众人得令,立即转向向韩逸逃走的方向急追,霎时间也不见了人影。
武烈知道韩逸想干什么,但现在的他连站起来都做不到,只能无奈的靠在船沿上看着他引开追兵。
想起自己刚刚孤身一人出来游历时,当时是何等的意气飞扬,似乎天下再没什么能难得倒自己。
可直到现在才知道,原来我根本什么也不是,只能眼睁睁的看着朋友为自己踏入险境,却什么也做不了。
一时间,心中只感荒谬之极,天刀堂天下无敌,那我这个林君雄的亲传弟子,究竟算什么!?

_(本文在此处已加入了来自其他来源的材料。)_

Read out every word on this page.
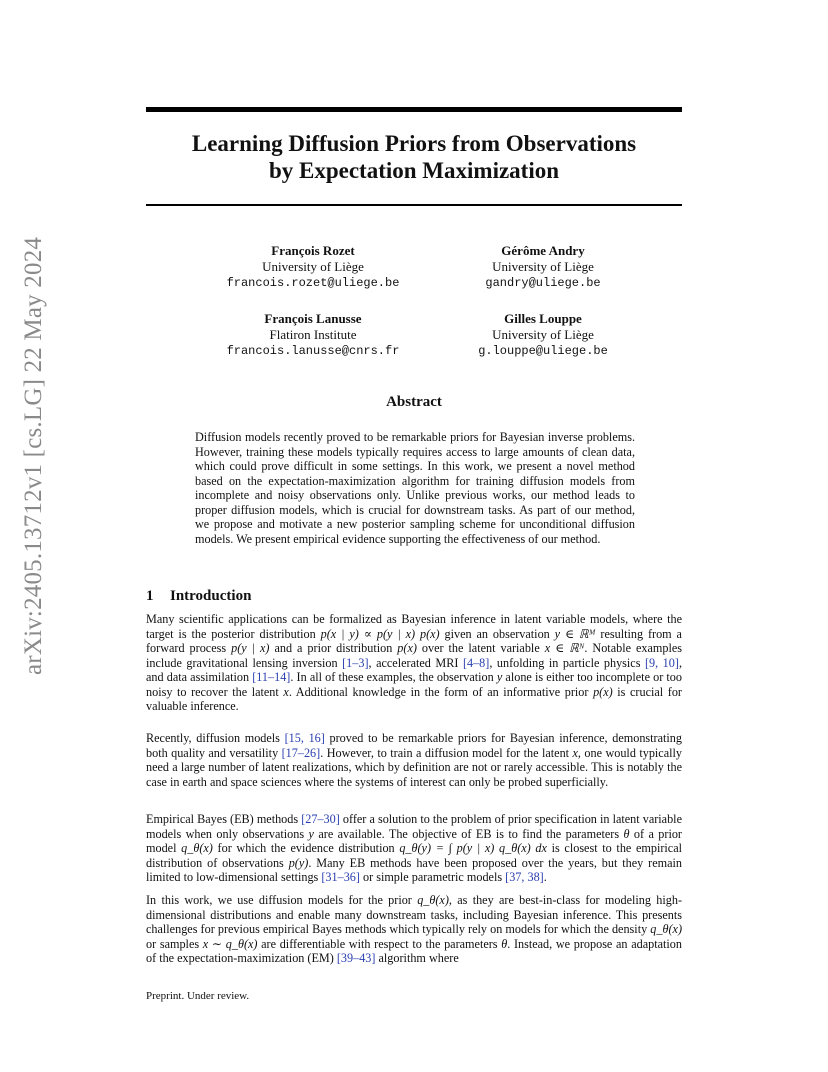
arXiv:2405.13712v1 [cs.LG] 22 May 2024
Learning Diffusion Priors from Observations
by Expectation Maximization
François Rozet
University of Liège
francois.rozet@uliege.be
Gérôme Andry
University of Liège
gandry@uliege.be
François Lanusse
Flatiron Institute
francois.lanusse@cnrs.fr
Gilles Louppe
University of Liège
g.louppe@uliege.be
Abstract
Diffusion models recently proved to be remarkable priors for Bayesian inverse problems. However, training these models typically requires access to large amounts of clean data, which could prove difficult in some settings. In this work, we present a novel method based on the expectation-maximization algorithm for training diffusion models from incomplete and noisy observations only. Unlike previous works, our method leads to proper diffusion models, which is crucial for downstream tasks. As part of our method, we propose and motivate a new posterior sampling scheme for unconditional diffusion models. We present empirical evidence supporting the effectiveness of our method.
1 Introduction

Many scientific applications can be formalized as Bayesian inference in latent variable models, where the target is the posterior distribution p(x | y) ∝ p(y | x) p(x) given an observation y ∈ ℝᴹ resulting from a forward process p(y | x) and a prior distribution p(x) over the latent variable x ∈ ℝᴺ. Notable examples include gravitational lensing inversion [1–3], accelerated MRI [4–8], unfolding in particle physics [9, 10], and data assimilation [11–14]. In all of these examples, the observation y alone is either too incomplete or too noisy to recover the latent x. Additional knowledge in the form of an informative prior p(x) is crucial for valuable inference.

Recently, diffusion models [15, 16] proved to be remarkable priors for Bayesian inference, demonstrating both quality and versatility [17–26]. However, to train a diffusion model for the latent x, one would typically need a large number of latent realizations, which by definition are not or rarely accessible. This is notably the case in earth and space sciences where the systems of interest can only be probed superficially.

Empirical Bayes (EB) methods [27–30] offer a solution to the problem of prior specification in latent variable models when only observations y are available. The objective of EB is to find the parameters θ of a prior model q_θ(x) for which the evidence distribution q_θ(y) = ∫ p(y | x) q_θ(x) dx is closest to the empirical distribution of observations p(y). Many EB methods have been proposed over the years, but they remain limited to low-dimensional settings [31–36] or simple parametric models [37, 38].

In this work, we use diffusion models for the prior q_θ(x), as they are best-in-class for modeling high-dimensional distributions and enable many downstream tasks, including Bayesian inference. This presents challenges for previous empirical Bayes methods which typically rely on models for which the density q_θ(x) or samples x ∼ q_θ(x) are differentiable with respect to the parameters θ. Instead, we propose an adaptation of the expectation-maximization (EM) [39–43] algorithm where

Preprint. Under review.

突然,他不可抑制地仰天狂笑,笑声之中的悲意直上云霄,大滴的眼泪顺着眼角不住滑落。
男儿有泪不轻弹,只是未到伤心时
苏大壮红着眼睛默默的走到一旁,不住用手狠捶着船沿,手破见血亦无所觉。
安国晓巧则拼命的将武烈抱住,边哭边叫道:武烈哥哥,我求你不要笑了,不要再笑了,呜呜呜
夜风依旧冷漠的呼啸着,毫不留情的刮过这一方天地。
在潺潺的河水中,木船在默默的行驶着,丝毫没有因为刚才的那一幕有所变化。
在它们面前,人世间的一切悲欢离合,亦不过是一场梦幻罢了
当清晨的第一缕阳光照在韩逸的身上时,昨夜之事就如同一场最不真实的梦幻一般,在阳光下被击个粉碎,烟消云散。
经过一夜费力的奔逃,重伤的他已几乎灯枯油尽。
左孤城一伙的追踪之术大出他的意料。
昨晚刚开始时,他还能故意时不时的现身引他们追上,而等到估计差不多真的可以逃命时,他才无奈的发现,自己根本就甩不掉他们。
也许在天水城连番使用控石之技已经引起对方的警觉,追踪自己的人里面一定有土行术士。
因他每次想要潜进土里躲藏时,都会感到一股奇异的法力散布在四周的地层,使他不敢轻举妄动。
以他现时情况,根本没法挣脱画地为牢之术。
他现在趴在一条山中的小溪旁,大口大口贪婪的喝着清澈的溪水,全然不顾衣衫头发已经被打个精湿。
晨间的阳光透过树木枝叶的间隙,将斑斑点点的光辉遍撒每一处土地,不因任何事而有所偏私。
鸟鸣幽幽,树叶婆娑,一切都显得生机勃勃。
但韩逸却完全无法融入其中,不仅因为他浑身血迹,衣发散乱的骇人外表,还因为他此时的心境,那种随时会死亡的感觉将他笼罩的心境。
突然,他警觉的抬起头,过人的感官并未因为重伤而有所减退,他已经感到后方一里开外,左孤城等人又追了过来。
无奈的叹了口气,韩逸恋恋不舍的看了一眼小溪,随后又踏上逃亡之路。
现在的他几乎每动一下都感到全身火辣辣的痛,特别是腹下的伤口,仍不时的有血水渗出。而被落残血连击几掌也使得他呼吸有些不畅,想来应该是被伤到了肺部。